Elisabetta ne rimane colpita da tutta quella intraprendenza. Non riesce a trovare un motivo per smentire ogni parte del suo piano, forse si è semplicemente sentita dire ciò che voleva.
“Ok, ok. Ma se invece non volesse parlarmi?” quella paura c'è, la sente appollaiata sulla bocca dello stomaco.
“Facciamo finta che tu non mi abbia chiesto questa cosa.” liquida con facilità Riccardo. “La promessa che però devi farmi è che parlerete sul serio. Niente “e se poi”, niente “potrebbe succedere”. Parlate delle cose concrete: quelle che sono successe e cosa provate per l'altro. Adesso è questo quello che conta. Se poi va male almeno non avrete rimpianti.” Riccardo lascia tutto il tempo necessario ad Elisabetta per comprendere a pieno tutti ciò che ha detto. Lo sa che vorrebbe ribattere, annullare ogni singolo sforzo, ma sa anche che è tutto ciò che voleva sentirsi dire.

Forse Riccardo non ha fatto altro che sbatterle in faccia la consapevolezza di starsi auto-sabotando e di aver generato centinaia di motivi per allontanarsi da Claudio pur avendone altrettanti per stargli accanto. Per la prima volta, forse nella sua vita, sente la pelle pizzicare convinta di dover fare qualcosa all'istante ma ripete nella sua testa che deve lasciargli spazio. Almeno fino al giorno dell'esame.
Nulla però le vieta il giorno dopo di contattare la sua psicologa che senza indugi la inserisce nuovamente nei suoi appuntamenti. La prima seduta è il giorno stesso, e dal momento che Elisabetta è un fiume in piena di parole e concetti la psicologa non si permette di interromperla e chiederle cosa l'ha spinta a tornare indietro. La terapista riesce a vedere negli occhi della sua paziente la voglia di analizzarsi che da tempo aveva perso. E' tutto relativamente incentrato su Claudio, ma senza che lei se ne renda conto sta parlando anche di rimettersi in piedi, cercarsi nuovamente un lavoro e provare a non piangersi addosso quando qualcosa non va nel verso giusto.

 

Veronica invece è preoccupata.
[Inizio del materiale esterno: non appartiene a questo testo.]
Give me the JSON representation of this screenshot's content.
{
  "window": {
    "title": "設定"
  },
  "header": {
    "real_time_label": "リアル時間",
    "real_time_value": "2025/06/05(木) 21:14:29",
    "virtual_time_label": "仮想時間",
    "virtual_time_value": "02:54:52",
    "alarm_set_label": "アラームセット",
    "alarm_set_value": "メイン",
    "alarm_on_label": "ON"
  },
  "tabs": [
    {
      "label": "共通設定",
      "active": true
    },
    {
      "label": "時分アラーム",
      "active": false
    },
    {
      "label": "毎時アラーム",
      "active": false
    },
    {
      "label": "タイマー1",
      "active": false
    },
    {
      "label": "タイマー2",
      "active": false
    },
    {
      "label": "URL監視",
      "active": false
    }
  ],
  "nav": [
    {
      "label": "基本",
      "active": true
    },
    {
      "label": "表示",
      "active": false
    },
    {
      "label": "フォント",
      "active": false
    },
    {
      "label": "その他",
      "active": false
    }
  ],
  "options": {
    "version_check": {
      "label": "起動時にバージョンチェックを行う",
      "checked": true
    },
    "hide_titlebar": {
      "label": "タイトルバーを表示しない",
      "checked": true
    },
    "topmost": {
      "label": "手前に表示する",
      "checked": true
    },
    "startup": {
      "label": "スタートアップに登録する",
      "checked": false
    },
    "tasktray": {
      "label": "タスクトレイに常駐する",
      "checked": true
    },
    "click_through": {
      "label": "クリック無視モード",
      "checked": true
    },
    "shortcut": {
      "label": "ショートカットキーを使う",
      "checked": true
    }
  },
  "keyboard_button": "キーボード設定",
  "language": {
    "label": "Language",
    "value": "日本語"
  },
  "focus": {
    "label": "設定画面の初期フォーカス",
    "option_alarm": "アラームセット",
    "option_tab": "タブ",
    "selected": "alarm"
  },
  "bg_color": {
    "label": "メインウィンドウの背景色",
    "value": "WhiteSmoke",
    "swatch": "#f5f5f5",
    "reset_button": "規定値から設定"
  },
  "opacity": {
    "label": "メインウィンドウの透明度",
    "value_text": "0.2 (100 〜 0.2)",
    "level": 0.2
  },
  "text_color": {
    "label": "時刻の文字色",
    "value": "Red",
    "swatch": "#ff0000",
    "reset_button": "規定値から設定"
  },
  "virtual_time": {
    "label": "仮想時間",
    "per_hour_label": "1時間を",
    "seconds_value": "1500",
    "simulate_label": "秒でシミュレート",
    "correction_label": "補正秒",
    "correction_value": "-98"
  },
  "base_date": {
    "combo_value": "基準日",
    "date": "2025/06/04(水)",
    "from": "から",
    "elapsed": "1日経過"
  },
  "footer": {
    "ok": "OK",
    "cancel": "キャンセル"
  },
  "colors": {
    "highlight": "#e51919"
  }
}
E nonostante il marito cerchi di consolarla, il non riconoscere più Claudio la fa sentire disorientata. Si ritrova in questa situazione in cui vorrebbe rimproverarlo, e dargli uno scossone, ma al tempo stesso non ha nessun motivo per farlo.
Suo figlio passa ogni sua giornata chiuso nella sua stanza in completo silenzio, prevalentemente a studiare. Ogni tanto percepisce dei movimenti, poi lo vede uscire dalla stanza con lo sguardo disorientato. Come se dovesse ricordarsi cosa c'è oltre le quattro mura della sua stanza.
“Ciao tesoro...” sospira Veronica costringendo il figlio in un abbraccio stretto. “Come va lo studio?”
“Mamma, sto bene.” risponde Claudio con voce attutita dal maglioncino della madre.
“Ho fatto un'altra domanda.” rimprovera bonariamente scompigliando i capelli castani.
“Va tutto bene, sarò pronto per il giorno dell'esame. Per il resto, non mi va di parlarne.” Veronica lo stringe ancora più forte prima di lasciarlo definitivamente “Però lo sai che puoi farlo. Vero?”
Claudio annuisce per poi superarla.

 

Sono passati solo quattro giorni, anche se sembrano secoli. Non pensava di potersi mai ritrovare a fermare il prurito delle sue mani che vogliono scrivergli un messaggio, o ancora peggio scattare fuori da quella camera d'albergo per presentarsi sotto casa sua. Ma sa di dover aspettare. Tante volte Claudio ha dovuto aspettare i suoi tempi ed è giusto che anche Elisabetta ricambi il favore, ma soprattutto solo ora ne capisce l'importanza e le sensazioni che si provano stando da questa parte.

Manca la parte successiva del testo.